Goal-Setting and the Law
Having spent many years working with law firms, I’ve noticed something interesting about them. Attorneys in small practices and partners in larger firms each tend to make the same two mistakes when it comes to goal-setting, if they bother to set personal or organizational goals at all -- and many don’t. They end up spending most of their energy based on whatever happened yesterday, rather than working toward a clearly defined vision of their future practice.
The first mistake is that they start with goals that connect to the firm and not to them as individuals. What they come up with usually sounds like this: “Next year I/we should grow by X%.” The problem, of course, is that X% is just a number, and a number in and of itself is not very motivating.

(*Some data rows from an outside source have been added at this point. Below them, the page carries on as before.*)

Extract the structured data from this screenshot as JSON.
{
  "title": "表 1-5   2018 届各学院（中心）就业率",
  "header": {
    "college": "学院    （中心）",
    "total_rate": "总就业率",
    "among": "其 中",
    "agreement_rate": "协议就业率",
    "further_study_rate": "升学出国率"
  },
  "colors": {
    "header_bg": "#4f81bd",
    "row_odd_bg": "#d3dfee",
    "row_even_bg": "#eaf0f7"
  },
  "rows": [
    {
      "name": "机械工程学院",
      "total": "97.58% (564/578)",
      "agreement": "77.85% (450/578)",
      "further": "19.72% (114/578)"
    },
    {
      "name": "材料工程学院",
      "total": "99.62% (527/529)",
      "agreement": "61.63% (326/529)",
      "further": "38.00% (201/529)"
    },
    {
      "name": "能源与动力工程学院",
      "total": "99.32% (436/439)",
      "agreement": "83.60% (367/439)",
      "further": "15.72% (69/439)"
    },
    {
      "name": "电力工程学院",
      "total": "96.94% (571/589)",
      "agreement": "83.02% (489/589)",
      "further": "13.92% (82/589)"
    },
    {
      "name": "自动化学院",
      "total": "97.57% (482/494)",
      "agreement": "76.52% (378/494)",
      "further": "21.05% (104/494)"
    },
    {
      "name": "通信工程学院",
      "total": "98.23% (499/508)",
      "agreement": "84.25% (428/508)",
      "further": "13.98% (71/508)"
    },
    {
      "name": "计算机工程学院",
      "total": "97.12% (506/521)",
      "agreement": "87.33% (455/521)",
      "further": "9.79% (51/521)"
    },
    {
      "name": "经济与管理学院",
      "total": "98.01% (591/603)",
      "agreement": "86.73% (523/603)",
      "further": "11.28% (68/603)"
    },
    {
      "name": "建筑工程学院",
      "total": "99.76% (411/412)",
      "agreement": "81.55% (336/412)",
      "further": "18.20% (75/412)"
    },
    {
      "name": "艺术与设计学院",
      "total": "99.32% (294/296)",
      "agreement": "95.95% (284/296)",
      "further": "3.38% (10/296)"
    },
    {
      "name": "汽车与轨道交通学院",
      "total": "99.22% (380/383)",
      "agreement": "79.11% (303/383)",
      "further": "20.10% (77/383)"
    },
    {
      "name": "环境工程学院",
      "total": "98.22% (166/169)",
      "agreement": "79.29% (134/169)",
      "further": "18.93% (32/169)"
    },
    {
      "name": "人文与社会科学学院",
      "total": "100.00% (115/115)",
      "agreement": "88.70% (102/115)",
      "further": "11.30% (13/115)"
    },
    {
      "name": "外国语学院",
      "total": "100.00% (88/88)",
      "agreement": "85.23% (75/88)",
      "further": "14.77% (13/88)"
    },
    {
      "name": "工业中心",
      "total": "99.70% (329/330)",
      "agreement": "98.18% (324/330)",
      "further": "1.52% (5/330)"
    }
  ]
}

Not only that, I’ve noticed that attorneys rarely put in the time and effort
to write out a plan detailing what they would need to do to achieve X%! In the absence of such a plan, and in the absence of a compelling personal reason to change behaviors, lawyers do what the rest of us do: default to the routines with which they are most familiar and most comfortable. That means doing the same thing they did yesterday.
The remedy to this first mistake is to start by identifying their own most important personal Goals. What, specifically, do they want their lives to look like six months from now? A year from now? Five years from now? I’m not talking just about the amount of money in the bank, but also about social and family goals, educational and hobby goals, and yes, even “stuff” goals. Once this personal vision is clear, then it’s time to set goals in one’s practice that will enable him or her to achieve the lifestyle they want. The personal vision is where true motivation comes from.
The second mistake is just as likely to result in them focusing on a behavior set that is familiar and comfortable: they make their business goals too small, aiming for growth like 10% or 15%. If pushed, the attorneys I work with usually admit that they’d settle for less! (That’s a sign that a compelling personal vision has not yet been established.)
My question for attorneys -- once the personal vision is in place -- is a simple one. Why aim low? Why not aim for 50% growth, or even 100% growth, in the coming year? Before you scoff and say it’s not possible, open your mind to the possibility that it could be. (I have plenty of clients who have planned for and executed such aggressive growth plans.) Sure, you’d have to change a paradigm or two, and change your daily activity plan in such a way that it isn’t identical to what you did yesterday. But I think you will find that as soon as you open your mind to the possibility of dramatic growth in your practice that supports the direction you want your life to move in, you will start coming up with ideas and strategies that support that vision!
- by Kevin Shulman of Shulman & Associates.